Rabbi Chimeon est le seul de ces cinq disciples à avoir quitté ce monde à Lag Ba Omer. Il faut en conclure qu’ils « cessèrent de mourir » grâce à lui, plus qu’aux quatre autres. En quoi Rabbi Chimeon se distinguait-il de ces quatre autres élèves de Rabbi Akiva ? Nos Sages disent que : « les vingt-quatre mille élèves de Rabbi Akiva ne se respectaient pas »(5) et ceci paraît surprenant. C’est Rabbi Akiva qui enseigna que : « tu aimeras ton prochain comme toi-même est un grand principe de la Torah »(6). Comment donc ses élèves, définis comme tels par la Torah de Vérité, pouvaient-ils se manquer de respect? En fait, chaque disciple de Rabbi Akiva avait sa propre manière de comprendre l’enseignement de son maître et c’est sur son interprétation qu’il basait son service de D.ieu. L’un retenait l’amour de D.ieu, l’autre Sa crainte. Chacun était pénétré de ce qu’il avait compris, au point de considérer comme imparfaits ceux qui n’avaient pas la même conception que lui. Ils étaient les disciples de Rabbi Akiva, qui soulignaient l’importance de l’amour du prochain. Ils ne se contentaient donc pas de s’élever dans leur propre compréhension. Ils s’efforçaient également de la faire adopter par les autres et, quand un disciple s’y refusait, ils ne pouvaient plus le respecter, car ils étaient sincères et, selon eux, un disciple qui agissait de la sorte servait D.ieu de façon imparfaite.

Ils étaient des élèves de Rabbi Akiva et l’on peut donc penser que cette attitude, consistant à ne pouvoir respecter celui qui ne partageait pas la même conception qu’eux, trouvait sa source en leur maître. Tout au long de sa vie, Rabbi Akiva chercha à donner sa vie pour D.ieu. Comme le rapporte la Guemara, il dit à ses élèves: « Toute ma vie, j’ai été soucieux : quand cela me sera-t-il accordé pour que je le mette en pratique? »(7). De façon générale, l’abnégation entoure la vie de l’homme et se manifeste en tout ce qu’il fait. Il n’est pas une partie de son esprit qui n’en soit pénétrée. C’est de cette façon que les vingt-quatre mille élèves de Rabbi Akiva servirent D.ieu. Ils apprirent l’abnégation de leur maître et ils en firent le fondement de leur service de D.ieu, de leur existence, de tout leur cœur et de toute leur âme. Rien d’autre n’existait pour eux.
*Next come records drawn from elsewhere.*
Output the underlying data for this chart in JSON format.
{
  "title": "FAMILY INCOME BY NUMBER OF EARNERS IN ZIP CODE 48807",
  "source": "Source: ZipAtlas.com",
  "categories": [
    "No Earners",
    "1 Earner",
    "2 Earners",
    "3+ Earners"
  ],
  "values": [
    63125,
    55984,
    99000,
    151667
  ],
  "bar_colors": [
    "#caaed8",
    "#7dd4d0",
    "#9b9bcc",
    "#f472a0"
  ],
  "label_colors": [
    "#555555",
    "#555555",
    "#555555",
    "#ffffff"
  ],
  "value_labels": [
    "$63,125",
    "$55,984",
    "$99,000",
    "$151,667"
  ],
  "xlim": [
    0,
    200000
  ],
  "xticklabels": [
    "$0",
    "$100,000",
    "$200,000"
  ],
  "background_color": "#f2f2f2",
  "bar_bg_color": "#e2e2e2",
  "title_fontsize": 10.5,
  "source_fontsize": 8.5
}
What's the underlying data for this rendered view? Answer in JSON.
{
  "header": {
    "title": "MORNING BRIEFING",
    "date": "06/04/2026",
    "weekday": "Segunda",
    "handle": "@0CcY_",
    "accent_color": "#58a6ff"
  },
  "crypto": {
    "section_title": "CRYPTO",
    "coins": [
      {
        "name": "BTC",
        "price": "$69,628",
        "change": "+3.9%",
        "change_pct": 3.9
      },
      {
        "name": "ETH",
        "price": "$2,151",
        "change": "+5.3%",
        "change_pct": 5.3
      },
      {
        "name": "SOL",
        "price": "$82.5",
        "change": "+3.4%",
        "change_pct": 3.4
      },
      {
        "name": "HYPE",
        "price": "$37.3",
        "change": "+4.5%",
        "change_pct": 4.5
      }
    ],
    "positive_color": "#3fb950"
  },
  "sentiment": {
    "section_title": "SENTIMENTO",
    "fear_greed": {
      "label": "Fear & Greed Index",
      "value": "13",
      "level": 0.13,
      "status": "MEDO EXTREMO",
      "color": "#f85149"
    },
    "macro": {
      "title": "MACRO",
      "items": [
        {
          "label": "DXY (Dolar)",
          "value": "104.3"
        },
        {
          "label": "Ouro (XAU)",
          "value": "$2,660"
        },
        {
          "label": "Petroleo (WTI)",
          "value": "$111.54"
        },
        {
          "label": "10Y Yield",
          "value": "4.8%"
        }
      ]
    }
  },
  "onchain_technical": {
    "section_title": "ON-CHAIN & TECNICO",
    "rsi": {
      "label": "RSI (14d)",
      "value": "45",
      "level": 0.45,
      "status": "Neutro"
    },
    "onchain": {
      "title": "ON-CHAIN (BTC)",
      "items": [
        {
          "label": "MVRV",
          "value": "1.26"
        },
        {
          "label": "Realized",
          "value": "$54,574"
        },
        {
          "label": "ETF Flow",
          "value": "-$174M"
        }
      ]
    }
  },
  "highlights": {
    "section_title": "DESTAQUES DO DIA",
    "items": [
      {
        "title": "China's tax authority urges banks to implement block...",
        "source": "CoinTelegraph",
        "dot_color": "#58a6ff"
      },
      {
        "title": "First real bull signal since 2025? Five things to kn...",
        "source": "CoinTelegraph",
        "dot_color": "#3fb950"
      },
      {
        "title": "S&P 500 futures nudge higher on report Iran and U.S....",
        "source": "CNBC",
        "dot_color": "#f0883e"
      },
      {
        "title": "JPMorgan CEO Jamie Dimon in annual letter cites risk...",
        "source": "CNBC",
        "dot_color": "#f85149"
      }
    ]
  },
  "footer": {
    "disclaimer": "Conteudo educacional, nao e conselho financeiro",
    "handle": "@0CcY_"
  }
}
Malgré toute l’élévation de leur service de D.ieu, celui-ci n’était pas conforme à la Volonté du Saint béni soit-Il. L’abnégation conduit l’homme à l’extase, à quitter le monde et à s’attacher à D.ieu jusqu’à en perdre la vie. Pour eux, elle était indiscutablement une grande élévation, mais elle ne correspondait pas réellement à ce que D.ieu demande aux hommes. Car, l’extase doit être suivie par une réintégration de la matière, par une révélation de D.ieu ici-bas, par un service de D.ieu ordonné et rationnel.
C’est le sens profond de l’affirmation de nos Sages selon laquelle : « tous moururent... parce qu’ils ne se respectaient pas et le monde était détruit »(8). Ils servaient D.ieu avec abnégation et connaissaient l’extase. Le monde, ici-bas, était donc « détruit », il n’était pas la Résidence de D.ieu, mais le désert du domaine de la sainteté. La Divinité ne s’y révélait pas d’une manière fixe. Ce fut le fait nouveau introduit par ces cinq disciples qui « redressèrent la Torah » et réintégrèrent la matière. Ils étaient eux-mêmes des élèves de Rabbi Akiva et ils avaient donc sûrement de l’abnégation, mais, chez eux, elle était parfaite, comme celle de leur maître, qui : « entra dans le verger en paix » et, de ce fait, « en sortit en paix »(9). En d’autres termes, Rabbi Akiva « entra en paix » avec abnégation et extase, dans le but d’en « sortir en paix » et de réintégrer la matière. Il voulait s’attacher au Saint béni soit-Il jusqu’à atteindre la perfection dans son œuvre de révélation de la Divinité ici-bas.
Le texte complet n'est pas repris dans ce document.